Lan picture Lan · Aug 24, 2015 · Viewed 24.2k times · Source

I have a protobuf file serialized by .NET code and I would like to consume it into Java. In the .NET code, there is Dictionary data type and the proto schema looks like

message Pair {
   optional string key = 1;
   optional string value = 2;
}

message Dictionary {
   repeated Pair pairs = 1;
}

Just as described in stackoverflow post Dictionary in protocol buffers.

I can use protoc to compile the proto file into Java classes fine. I can deserialize the protobuf file into Java objects successfully. The only problem is that it translates to a List of Pair objects in Java instead of HashMap. Of course, I still have all the data, but I cannot access the data as efficiently as I prefer. If I have the value of the key, I have to loop through the whole list to get its corresponding value. This does not seem to be optimal.
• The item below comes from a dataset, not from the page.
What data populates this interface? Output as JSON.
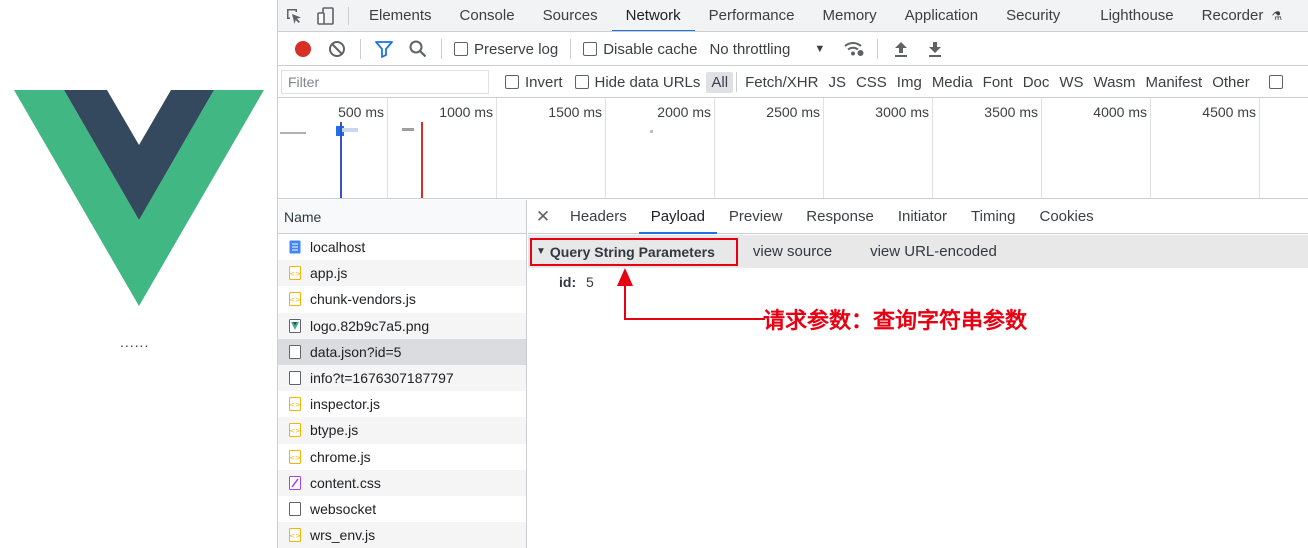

I am wondering if there is a better way to model Dictionary/Map data type in the protobuf.

Thanks

Update:

I tried Jon Skeet's suggestion to add map type field in the addressbook example and still ran into issue.

message Person {
  required string name = 1;
  required int32 id = 2;        // Unique ID number for this person.
  optional string email = 3;
  enum PhoneType {
    MOBILE = 0;
    HOME = 1;
    WORK = 2;
  }
  message PhoneNumber {
    required string number = 1;
    optional PhoneType type = 2 [default = HOME];
  }
  repeated PhoneNumber phone = 4;
  map<string, string> mapdata = 5;
}

The protoc throws error when compiling

addressbook.proto:25:3: Expected "required", "optional", or "repeated".
addressbook.proto:25:6: Expected field name.

According to Google protobuf doc, proto 2 does support map type https://developers.google.com/protocol-buffers/docs/proto#maps . As I quote,

Maps cannot be repeated, optional, or required.

So I don't really know why protoc cannot compile it. There is another discussion here have to create java pojo for the existing proto includes Map. The answer suggests that map is only a proto 3 feature. This contradicts google's documentation.

Answer

Jon Skeet picture Jon Skeet · Aug 24, 2015

Well, maps are already supported in "protobuf proper" as of v3.0. For example, your proto is effectively:

message Dictionary {
    map<string, string> pairs = 1;
}

The good news is that with the key and value fields you've defined, that's fully backward-compatible with your existing data :)

The bad news is that I don't know whether or not protobuf-net supports it. If you're not actually using the .proto file on the .NET side, and doing everything declaratively, you may just be able to modify your .proto file, regenerate the Java code, and go...

The remaining bad news is that maps were introduced in v3.0 which is still in alpha/beta at the time of this writing. Now, depending on when you need to ship, you may decide to bet on v3.0 being released by the time you need it - the benefits of having nice map syntax are pretty significant, in my view. Most of the changes being made at the moment are around the new proto3 features - whereas maps are allowed within proto2 syntax files too... it's just that you need the v3.0 compiler and runtime to use them.